C’est pourquoi les militants révolutionnaires doivent aujour-d’hui plus que jamais s’efforcer de mettre sur pied des partis clairement révolutionnaires, osant opposer leur politique à celle des bureaucraties réformistes et des partis « de gauche ». C’est de ce point de vue que la gauche du NPA doit penser la politique qu’elle propose à l’ensemble du parti. Il s’agit de forger une tendance se battant pour faire du NPA un parti révolutionnaire, avec une délimi-tation stratégique claire, un programme de transition vivant et une pratique militante audacieuse. C’est la raison pour laquelle il faut lutter pour que les principes fondateurs soient revus, pour trancher les débats stratégiques laissés en suspens depuis le congrès dans un sens révolutionnaire et pour qu’un programme de transition réellement révolution-naire soit adopté et effectivement mis en œuvre dans la politique quotidienne du parti. Vue la place importante occupée par le NPA au sein de l’extrême gauche dans le monde et notamment en Europe, la portée de cette lutte politique dépasse ses étroites frontières. Une tendance révolutionnaire du NPA à la fois ferme sur les principes et la stratégie et souple dans la tactique peut être un point d’appui précieux pour tous ceux qui veulent construire de tels partis révolutionnaires.
Ce combat est, bien sûr, indissociable du combat pour une Internationale révolutionnaire se liant au meilleur de l’avant-garde du prolétariat en lutte.

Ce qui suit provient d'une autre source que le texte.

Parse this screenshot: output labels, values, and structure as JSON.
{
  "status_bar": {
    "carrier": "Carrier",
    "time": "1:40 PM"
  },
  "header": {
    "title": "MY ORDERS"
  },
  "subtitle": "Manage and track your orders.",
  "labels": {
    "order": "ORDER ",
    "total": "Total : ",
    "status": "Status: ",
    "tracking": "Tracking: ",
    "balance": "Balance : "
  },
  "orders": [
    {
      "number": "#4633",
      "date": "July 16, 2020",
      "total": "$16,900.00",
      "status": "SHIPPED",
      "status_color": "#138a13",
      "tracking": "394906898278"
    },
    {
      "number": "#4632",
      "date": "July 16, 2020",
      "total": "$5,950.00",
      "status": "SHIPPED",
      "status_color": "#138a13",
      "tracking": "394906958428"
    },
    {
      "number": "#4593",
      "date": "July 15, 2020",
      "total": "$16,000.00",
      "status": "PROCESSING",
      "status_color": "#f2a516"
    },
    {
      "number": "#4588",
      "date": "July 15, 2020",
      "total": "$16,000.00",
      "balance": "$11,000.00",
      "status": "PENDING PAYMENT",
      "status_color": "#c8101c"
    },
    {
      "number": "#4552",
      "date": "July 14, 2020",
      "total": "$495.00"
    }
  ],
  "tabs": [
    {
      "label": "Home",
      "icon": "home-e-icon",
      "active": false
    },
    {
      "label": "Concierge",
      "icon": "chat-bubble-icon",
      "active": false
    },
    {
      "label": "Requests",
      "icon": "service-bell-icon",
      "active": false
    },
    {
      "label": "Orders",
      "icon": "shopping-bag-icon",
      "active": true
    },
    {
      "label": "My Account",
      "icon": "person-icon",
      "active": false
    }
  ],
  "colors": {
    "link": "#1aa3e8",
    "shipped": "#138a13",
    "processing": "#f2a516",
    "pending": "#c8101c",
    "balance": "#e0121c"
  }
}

Au moment où le gouvernement nationaliste-bourgeois de Hugo Chávez au Venezuela lance son projet d’une prétendue Ve Internationale aux contours politiques flous et au contenu interclassiste, il nous faut défendre au contraire la validité globale du programme historique de la Quatrième Internationale, actualisé et enrichi, tout en ouvrant la discussion sur le bilan des organisations qui s’en réclament ou s’en sont réclamées, afin de relancer la construction du parti mondial de la révolution.
1) Cf. l’encadré « CDS : l’instrument privilégié de la spéculation contre la dette des États » dans l'article sur la Grèce d’Au CLAIR de la lutte n°6.
2) Ainsi, en 2008, le premier exportateur vers la Grèce était l’Allemagne (12,1 % du total), suivie par l’Italie (11,7 %) ; la France était le cinquième (5,6 %) ; le premier exportateur vers l’Espagne était l’Allemagne (14,5 % du total), suivie par la France (11,1 %) et l’Italie (7,4 %) ; pour le Portugal, c’est l’Espagne qui arrivait en tête des exportations (25,6 %), devant l’Allemagne (12,6 %) et la France (11,1 %).
3) Pour les grandes lignes d’un tel programme, voir la Contribution des 62 pour une Tendance Révolutionnaire dans le NPA, reproduite dans le présent numéro. Pour l’orientation immédiate, nous renvoyons à l’orientation que nous proposons pour lutter en France contre la réforme des retraites (premier article).
4) Cf. notre article dans ce même numéro.